2015 Anadolu Agency

In Qatar, a call for Gulf dialogue with Iran

Analysis: Following Kerry visit, Qatar’s FM calls for talks to manage the strategic rivalry roiling the region

Qatar on Tuesday said that deepening dialogue with Iran was a major priority for helping the region resolve some of its most difficult conflicts, a day after U.S. Secretary of State John Kerry met in Doha with Gulf Arab countries to discuss the Iran nuclear deal. A renewed dialogue to address the Iran-Gulf Arab tensions fueling many conflicts across the region from Syria to Yemen would potentially mark an important strategic shift, but detente between the region’s key power centers may be a long way off.  

 “We should have a serious dialogue with our neighbor, the Iranians, and ... lay down our concerns from both sides, and solve them together,” said Qatari Foreign Minister Khaled al-Attiyah in an interview with The Associated Press. “Iran is our neighbor in the region. We have to live together.”

Attiyah’s remarks came a day after Qatar and other Gulf Arab allies on the Gulf Cooperation Council (GCC) cautiously welcomed the Iranian nuclear deal in a joint meeting Kerry in Doha, while also reaffirming their opposition to Tehran’s regional policies and ambitions.

As a part of the U.S. strategy to stabilize the region, the Obama administration has combined rapprochement with Tehran through the nuclear deal and strengthened security cooperation with Gulf Arab allies that seek to push back against Iranian influence in the region. The GCC, led by Saudi Arabia, has sought to counter growing Iranian influence by backing allies and proxy forces in battlefields in Yemen and Syria, and to a lesser extent in Lebanon and Iraq.

The Obama administration has used the incentive of increased security ties and backing GCC efforts on the ground, particularly in Yemen, to help offset to GCC concerns about the wisdom of the Iran deal.

Efforts to reassure the GCC over Washington’s new direction began in earnest during a May meeting hosted by President Obama at Camp David, after the U.S. and five world powers had reached an interim nuclear agreement with Iran. There the U.S. pledged increase security ties, including through discussing ballistic missile defense and providing for increases arms transfer.

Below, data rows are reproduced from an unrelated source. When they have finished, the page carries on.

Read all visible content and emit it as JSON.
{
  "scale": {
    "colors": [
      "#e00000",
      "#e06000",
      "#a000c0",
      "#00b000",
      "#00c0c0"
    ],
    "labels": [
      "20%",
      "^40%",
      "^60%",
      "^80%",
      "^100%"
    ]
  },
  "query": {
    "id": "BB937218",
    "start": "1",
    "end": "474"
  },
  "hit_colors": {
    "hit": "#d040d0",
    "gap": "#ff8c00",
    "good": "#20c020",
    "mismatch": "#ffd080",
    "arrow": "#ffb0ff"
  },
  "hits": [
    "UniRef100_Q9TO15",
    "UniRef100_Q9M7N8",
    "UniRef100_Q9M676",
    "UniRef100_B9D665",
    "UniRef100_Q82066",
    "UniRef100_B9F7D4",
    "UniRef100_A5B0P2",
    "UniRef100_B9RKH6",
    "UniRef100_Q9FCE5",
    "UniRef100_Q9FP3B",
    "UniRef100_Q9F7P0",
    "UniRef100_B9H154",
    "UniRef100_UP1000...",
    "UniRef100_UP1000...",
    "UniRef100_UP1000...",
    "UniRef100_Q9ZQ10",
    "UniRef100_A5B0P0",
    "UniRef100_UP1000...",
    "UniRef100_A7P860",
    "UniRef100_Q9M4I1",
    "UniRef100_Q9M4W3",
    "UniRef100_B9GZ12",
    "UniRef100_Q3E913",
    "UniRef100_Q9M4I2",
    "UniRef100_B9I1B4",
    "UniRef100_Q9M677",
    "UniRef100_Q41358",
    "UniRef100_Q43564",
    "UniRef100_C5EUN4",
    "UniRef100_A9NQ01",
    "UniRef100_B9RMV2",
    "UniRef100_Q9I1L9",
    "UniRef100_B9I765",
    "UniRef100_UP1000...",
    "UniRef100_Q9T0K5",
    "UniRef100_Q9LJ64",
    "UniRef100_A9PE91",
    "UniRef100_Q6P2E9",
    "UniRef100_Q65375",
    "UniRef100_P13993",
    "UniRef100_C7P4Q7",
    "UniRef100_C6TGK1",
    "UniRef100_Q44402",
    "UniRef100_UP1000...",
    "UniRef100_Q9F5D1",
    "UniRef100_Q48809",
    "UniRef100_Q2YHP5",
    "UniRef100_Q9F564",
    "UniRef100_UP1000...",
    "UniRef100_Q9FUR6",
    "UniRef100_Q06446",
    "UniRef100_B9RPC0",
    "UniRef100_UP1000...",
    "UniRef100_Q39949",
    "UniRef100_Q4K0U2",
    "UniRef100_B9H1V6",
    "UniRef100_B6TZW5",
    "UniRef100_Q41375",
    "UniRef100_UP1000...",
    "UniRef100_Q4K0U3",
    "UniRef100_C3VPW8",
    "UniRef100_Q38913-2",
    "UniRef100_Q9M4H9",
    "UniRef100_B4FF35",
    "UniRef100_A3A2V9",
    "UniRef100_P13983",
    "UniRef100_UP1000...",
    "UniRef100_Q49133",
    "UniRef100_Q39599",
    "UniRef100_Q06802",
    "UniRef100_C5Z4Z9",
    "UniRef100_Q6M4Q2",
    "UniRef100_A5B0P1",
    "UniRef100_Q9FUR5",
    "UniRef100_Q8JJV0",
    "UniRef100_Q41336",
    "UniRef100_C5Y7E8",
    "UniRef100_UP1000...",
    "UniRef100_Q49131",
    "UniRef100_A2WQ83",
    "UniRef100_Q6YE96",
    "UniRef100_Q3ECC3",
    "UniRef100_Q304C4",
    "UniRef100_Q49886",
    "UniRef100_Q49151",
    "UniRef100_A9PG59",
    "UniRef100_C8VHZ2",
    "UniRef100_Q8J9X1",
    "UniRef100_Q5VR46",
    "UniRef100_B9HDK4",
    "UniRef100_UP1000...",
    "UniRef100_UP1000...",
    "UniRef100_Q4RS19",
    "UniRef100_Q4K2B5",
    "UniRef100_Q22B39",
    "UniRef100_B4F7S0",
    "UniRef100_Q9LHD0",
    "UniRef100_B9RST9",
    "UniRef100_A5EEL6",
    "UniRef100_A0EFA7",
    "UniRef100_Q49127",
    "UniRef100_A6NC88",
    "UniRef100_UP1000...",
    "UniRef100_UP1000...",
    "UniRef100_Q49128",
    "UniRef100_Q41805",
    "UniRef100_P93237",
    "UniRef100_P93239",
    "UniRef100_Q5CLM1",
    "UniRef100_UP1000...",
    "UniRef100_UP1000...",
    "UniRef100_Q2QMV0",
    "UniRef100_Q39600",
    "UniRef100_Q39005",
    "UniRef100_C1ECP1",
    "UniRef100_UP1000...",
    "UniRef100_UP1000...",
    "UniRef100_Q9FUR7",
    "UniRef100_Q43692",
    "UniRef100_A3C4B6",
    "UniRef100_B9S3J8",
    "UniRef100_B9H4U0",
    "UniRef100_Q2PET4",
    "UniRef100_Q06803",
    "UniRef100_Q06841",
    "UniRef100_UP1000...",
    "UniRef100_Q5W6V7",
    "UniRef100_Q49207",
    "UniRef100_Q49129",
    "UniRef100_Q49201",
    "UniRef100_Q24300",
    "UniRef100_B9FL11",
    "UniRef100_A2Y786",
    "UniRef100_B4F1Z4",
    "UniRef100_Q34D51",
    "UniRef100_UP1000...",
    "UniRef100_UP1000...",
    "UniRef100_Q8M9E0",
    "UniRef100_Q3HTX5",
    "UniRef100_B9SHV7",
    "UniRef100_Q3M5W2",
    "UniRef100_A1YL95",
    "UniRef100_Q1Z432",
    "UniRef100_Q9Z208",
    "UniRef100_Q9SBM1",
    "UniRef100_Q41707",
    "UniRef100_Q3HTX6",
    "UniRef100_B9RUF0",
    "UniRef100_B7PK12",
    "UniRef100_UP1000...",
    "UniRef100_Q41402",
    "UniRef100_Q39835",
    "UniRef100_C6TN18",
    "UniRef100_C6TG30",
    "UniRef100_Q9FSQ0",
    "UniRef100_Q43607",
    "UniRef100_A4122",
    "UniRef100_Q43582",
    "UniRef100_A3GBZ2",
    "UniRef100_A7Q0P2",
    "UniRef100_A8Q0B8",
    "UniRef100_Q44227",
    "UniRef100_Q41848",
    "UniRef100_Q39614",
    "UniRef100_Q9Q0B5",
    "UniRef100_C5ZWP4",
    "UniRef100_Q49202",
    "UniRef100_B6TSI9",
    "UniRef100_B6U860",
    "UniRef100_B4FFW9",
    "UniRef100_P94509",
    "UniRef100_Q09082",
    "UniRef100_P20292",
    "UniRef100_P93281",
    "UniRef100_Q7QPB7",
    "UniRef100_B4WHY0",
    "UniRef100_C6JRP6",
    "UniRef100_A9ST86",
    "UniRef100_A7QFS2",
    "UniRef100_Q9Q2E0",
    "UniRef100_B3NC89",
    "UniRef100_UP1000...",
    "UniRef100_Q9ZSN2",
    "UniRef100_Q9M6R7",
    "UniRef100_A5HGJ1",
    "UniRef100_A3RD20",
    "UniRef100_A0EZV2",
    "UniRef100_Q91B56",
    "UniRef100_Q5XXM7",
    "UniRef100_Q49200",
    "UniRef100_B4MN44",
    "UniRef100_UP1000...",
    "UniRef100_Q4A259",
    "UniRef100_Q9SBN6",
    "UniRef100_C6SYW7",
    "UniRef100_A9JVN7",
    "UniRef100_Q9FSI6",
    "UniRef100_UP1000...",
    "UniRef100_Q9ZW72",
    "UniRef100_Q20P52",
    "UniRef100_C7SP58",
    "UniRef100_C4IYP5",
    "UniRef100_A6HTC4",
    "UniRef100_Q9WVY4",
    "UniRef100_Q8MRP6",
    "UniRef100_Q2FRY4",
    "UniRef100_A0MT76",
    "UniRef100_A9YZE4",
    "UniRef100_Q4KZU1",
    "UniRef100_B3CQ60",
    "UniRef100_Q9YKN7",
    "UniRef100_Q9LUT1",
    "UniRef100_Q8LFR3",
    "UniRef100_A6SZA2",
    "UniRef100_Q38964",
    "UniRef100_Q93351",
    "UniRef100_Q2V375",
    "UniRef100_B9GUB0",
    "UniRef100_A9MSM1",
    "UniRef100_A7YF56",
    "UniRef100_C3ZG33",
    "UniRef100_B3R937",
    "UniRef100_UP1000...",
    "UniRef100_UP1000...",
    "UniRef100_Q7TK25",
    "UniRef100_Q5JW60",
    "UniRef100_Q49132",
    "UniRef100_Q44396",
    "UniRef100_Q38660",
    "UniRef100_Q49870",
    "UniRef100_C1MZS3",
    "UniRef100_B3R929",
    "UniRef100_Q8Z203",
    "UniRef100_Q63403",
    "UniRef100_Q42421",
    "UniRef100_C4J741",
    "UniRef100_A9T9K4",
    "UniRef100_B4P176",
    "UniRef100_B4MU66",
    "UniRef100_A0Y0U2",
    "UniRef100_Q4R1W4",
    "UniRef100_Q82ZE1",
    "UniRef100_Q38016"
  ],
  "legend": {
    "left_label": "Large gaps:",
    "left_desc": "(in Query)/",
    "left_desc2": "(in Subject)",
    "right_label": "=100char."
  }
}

That meeting came nearly two months into the conflict in Yemen, where the U.S. backed the Saudi-led intervention to against Houthi rebels deemed by Riyadh to be proxies of Tehran. The Obama administration has refrained from publicly questioning the ongoing military campaign despite the humanitarian disaster that has resulted, and the significant on the ground gains by Al-Qaeda’s Yemen affiliate, which has been a key element in the ground war against the Houthis.

In Doha this week, Kerry reiterated what was agreed at Camp David, and released a statement together with his GCC counterparts that, while commending the Iran deal’s contribution to regional security, expressed a mutual declaration of “opposition to Iran’s support for terrorism and its destabilizing activities in the region and pledged to work together to counter its interference.”

Nonetheless, Tuesday’s comments by the Qatari foreign minister, as well as similar remarks made this week by Iranian Foreign Minister Javad Zarif, suggest a preference for diplomatic rapprochement in a region where conflict, especially in Syria and Yemen continues to grind on unabated.

Writing ahead of Monday’s GCC summit in an op-ed carried in a number of Arab-language newspapers in the region, Zarif said “permanent security cannot be achieved by endangering the security of others.” He added that it would be “a gain for all our region by putting an end to needless tensions that lasted 12 years,” and said “we must all accept the fact that the era of zero-sum games is over, and we all win or lose together.”

It remains to be seen whether such public sentiments on all sides will translate into a change in tensions on the ground remains to be seen. Many previous expressions of a need to bridge differences by leaders of Sunni Gulf Arab countries and Shia Iran have come to nothing, although the two camps have previous experience of reaching stability accords in the 1989 Taif Agreement that ended Lebanon’s civil war.

The call for dialogue from Qatar’s foreign minister has yet to be echoed by Saudi Arabia.

“The nuclear agreement with Iran has propelled Saudi Arabia to make rolling back Iran’s regional influence a priority,” wrote Hussein Ibish, a senior resident scholar at the Arab Gulf States Institute. “Its strategy is to unite as much as possible of the Sunni Middle East (excepting extremists like the Islamic State and Al-Qaeda).”

For now, the U.S. seems to be trying to delicately navigate this fault line without triggering long-established trip wires. “Consolidating already sharp sectarian divisions in the Middle East,” said Ibish, “will make matters more difficult for outside powers like the Unites States.”